Elle considéra son fils, admira son silence, parce qu’elle pénétrait ce qui s’y débattait de terrible. Elle se proposa de l’interroger à loisir, de mieux sonder son courage. Quelqu’un l’appela, le jardinier qui venait prendre ses ordres pour une corbeille de cannas. Jérôme et Antoinette se trouvèrent seuls vis-à-vis.

— Je sens, dit Antoinette, la délicatesse de votre mère dans son intention de nous accompagner. Mais votre isolement sera si lourd ! Je devine tellement votre combat, mon ami.

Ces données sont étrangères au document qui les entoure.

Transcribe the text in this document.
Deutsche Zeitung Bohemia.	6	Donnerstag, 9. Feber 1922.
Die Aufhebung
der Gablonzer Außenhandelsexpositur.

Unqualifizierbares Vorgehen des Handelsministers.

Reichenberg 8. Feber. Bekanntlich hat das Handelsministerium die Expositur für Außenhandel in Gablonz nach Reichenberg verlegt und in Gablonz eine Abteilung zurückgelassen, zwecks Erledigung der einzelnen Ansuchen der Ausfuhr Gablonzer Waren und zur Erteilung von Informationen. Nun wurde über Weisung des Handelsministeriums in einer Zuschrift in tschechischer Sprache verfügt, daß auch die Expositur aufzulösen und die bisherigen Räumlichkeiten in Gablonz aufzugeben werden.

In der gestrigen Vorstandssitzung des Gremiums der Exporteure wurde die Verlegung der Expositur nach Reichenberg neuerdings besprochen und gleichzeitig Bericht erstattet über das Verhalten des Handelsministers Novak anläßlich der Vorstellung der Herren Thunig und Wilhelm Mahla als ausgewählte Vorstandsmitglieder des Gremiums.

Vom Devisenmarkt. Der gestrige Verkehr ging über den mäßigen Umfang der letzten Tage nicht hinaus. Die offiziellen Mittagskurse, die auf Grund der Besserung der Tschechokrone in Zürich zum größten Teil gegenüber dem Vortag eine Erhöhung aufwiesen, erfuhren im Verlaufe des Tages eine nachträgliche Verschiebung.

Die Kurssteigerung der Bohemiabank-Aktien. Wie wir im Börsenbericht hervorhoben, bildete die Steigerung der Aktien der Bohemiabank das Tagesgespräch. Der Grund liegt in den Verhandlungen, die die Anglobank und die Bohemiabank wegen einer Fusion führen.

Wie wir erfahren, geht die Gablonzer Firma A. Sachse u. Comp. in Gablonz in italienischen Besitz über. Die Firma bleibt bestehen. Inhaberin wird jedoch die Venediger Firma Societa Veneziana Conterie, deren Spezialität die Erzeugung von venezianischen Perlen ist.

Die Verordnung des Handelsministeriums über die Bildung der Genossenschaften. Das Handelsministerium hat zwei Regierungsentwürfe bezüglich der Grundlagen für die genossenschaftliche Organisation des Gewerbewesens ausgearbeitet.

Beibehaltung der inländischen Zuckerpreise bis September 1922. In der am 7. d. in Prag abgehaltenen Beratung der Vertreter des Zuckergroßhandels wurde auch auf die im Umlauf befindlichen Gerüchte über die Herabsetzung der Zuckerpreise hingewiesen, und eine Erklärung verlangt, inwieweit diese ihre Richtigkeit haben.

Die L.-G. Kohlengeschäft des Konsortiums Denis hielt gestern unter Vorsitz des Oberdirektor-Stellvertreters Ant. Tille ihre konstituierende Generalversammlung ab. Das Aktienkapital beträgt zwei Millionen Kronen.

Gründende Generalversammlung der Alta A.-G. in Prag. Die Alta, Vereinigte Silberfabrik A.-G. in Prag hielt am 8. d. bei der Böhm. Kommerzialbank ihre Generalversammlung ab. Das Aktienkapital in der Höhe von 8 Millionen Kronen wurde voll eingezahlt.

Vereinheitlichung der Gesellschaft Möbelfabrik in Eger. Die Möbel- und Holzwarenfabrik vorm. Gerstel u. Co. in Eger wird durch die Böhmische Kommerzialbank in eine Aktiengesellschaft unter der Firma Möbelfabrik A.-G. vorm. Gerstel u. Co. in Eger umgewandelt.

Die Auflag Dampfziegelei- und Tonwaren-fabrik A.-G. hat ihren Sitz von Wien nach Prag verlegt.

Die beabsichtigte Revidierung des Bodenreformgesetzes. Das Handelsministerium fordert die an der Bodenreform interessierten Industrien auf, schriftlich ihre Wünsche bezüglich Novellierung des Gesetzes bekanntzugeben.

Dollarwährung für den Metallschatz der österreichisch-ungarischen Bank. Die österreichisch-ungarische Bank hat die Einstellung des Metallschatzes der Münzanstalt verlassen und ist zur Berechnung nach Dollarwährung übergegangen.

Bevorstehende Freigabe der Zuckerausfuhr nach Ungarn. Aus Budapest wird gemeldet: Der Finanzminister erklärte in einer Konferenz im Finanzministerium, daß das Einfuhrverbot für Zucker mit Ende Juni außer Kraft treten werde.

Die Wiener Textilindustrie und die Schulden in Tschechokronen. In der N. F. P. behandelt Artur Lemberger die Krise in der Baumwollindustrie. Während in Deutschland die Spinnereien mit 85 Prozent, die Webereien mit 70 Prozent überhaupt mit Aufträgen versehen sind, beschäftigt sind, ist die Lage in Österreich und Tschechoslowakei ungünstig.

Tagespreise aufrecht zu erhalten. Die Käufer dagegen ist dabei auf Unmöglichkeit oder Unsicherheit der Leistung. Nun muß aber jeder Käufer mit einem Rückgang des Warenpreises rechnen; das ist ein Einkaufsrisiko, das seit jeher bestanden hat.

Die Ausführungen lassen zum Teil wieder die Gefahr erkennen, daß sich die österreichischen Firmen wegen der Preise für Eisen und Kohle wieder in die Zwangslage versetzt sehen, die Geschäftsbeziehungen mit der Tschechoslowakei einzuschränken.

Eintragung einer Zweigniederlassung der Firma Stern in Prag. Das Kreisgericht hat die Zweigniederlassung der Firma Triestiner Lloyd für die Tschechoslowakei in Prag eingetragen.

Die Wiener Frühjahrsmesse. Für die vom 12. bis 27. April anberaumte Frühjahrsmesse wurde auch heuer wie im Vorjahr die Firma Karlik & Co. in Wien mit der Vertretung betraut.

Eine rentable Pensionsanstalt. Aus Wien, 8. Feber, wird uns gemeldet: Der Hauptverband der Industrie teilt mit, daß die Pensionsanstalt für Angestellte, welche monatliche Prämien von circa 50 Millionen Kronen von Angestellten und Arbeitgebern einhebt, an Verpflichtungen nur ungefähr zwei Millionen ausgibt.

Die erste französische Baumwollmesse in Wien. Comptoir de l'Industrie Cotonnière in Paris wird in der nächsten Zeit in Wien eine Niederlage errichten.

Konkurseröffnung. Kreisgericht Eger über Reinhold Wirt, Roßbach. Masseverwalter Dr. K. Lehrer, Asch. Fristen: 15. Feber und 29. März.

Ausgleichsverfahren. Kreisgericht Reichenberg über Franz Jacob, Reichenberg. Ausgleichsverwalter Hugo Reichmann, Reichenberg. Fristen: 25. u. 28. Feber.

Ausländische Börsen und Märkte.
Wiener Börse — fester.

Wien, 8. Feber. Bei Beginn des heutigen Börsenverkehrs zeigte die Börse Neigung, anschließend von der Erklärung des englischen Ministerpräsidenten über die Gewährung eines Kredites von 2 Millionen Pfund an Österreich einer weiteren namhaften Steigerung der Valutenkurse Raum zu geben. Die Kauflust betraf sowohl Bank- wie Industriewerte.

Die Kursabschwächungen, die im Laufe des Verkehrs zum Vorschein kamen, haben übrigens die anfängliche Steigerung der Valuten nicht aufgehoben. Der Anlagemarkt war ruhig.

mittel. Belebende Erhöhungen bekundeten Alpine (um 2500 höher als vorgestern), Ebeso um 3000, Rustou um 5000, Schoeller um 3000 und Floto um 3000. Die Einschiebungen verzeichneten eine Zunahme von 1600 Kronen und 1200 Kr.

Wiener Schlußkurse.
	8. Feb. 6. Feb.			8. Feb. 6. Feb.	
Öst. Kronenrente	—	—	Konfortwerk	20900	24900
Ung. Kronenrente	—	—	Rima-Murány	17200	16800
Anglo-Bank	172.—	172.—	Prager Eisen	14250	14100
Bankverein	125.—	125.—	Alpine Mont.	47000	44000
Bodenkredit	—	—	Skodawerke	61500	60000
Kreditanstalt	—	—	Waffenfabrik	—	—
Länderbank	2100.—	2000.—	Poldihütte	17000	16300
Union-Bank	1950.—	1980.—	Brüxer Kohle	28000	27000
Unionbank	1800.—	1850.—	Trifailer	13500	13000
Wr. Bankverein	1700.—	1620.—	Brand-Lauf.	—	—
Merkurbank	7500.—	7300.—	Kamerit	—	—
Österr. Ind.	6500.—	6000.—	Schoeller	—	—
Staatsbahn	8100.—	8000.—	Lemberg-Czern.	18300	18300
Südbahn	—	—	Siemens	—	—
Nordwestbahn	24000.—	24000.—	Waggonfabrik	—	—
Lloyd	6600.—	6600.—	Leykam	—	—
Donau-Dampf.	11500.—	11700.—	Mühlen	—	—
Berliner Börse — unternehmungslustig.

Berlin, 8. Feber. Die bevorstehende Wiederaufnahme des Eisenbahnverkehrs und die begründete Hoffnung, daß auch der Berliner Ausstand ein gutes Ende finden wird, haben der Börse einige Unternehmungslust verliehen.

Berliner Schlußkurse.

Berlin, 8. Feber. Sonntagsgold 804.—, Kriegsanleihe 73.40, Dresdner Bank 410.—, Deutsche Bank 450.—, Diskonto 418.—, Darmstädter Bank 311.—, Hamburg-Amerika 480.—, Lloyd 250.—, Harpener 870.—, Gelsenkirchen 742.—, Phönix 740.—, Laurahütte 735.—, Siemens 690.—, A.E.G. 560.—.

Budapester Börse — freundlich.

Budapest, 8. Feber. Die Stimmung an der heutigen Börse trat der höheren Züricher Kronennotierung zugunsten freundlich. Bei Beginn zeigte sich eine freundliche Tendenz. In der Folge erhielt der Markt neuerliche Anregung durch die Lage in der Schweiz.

Et, par-dessus la table, elle lui tendit une main fraternelle.

— Non, répliqua-t-il, vous ne pouvez comprendre, Antoinette ; avez-vous jamais aimé comme j’aime Agnès ? Notre position réciproque est si étrange ! Ni promesse ni aveu ne nous enchaîne l’un à l’autre. Chaque fois que j’ai failli parler, l’obstacle a surgi pour dévier mon élan. Mais tous les serments du monde nous retiendraient-ils autant que cette muette intelligence ?

— Votre amour est né, certifia-t-elle, afin que, tous, nous mettions la main au sacrifice.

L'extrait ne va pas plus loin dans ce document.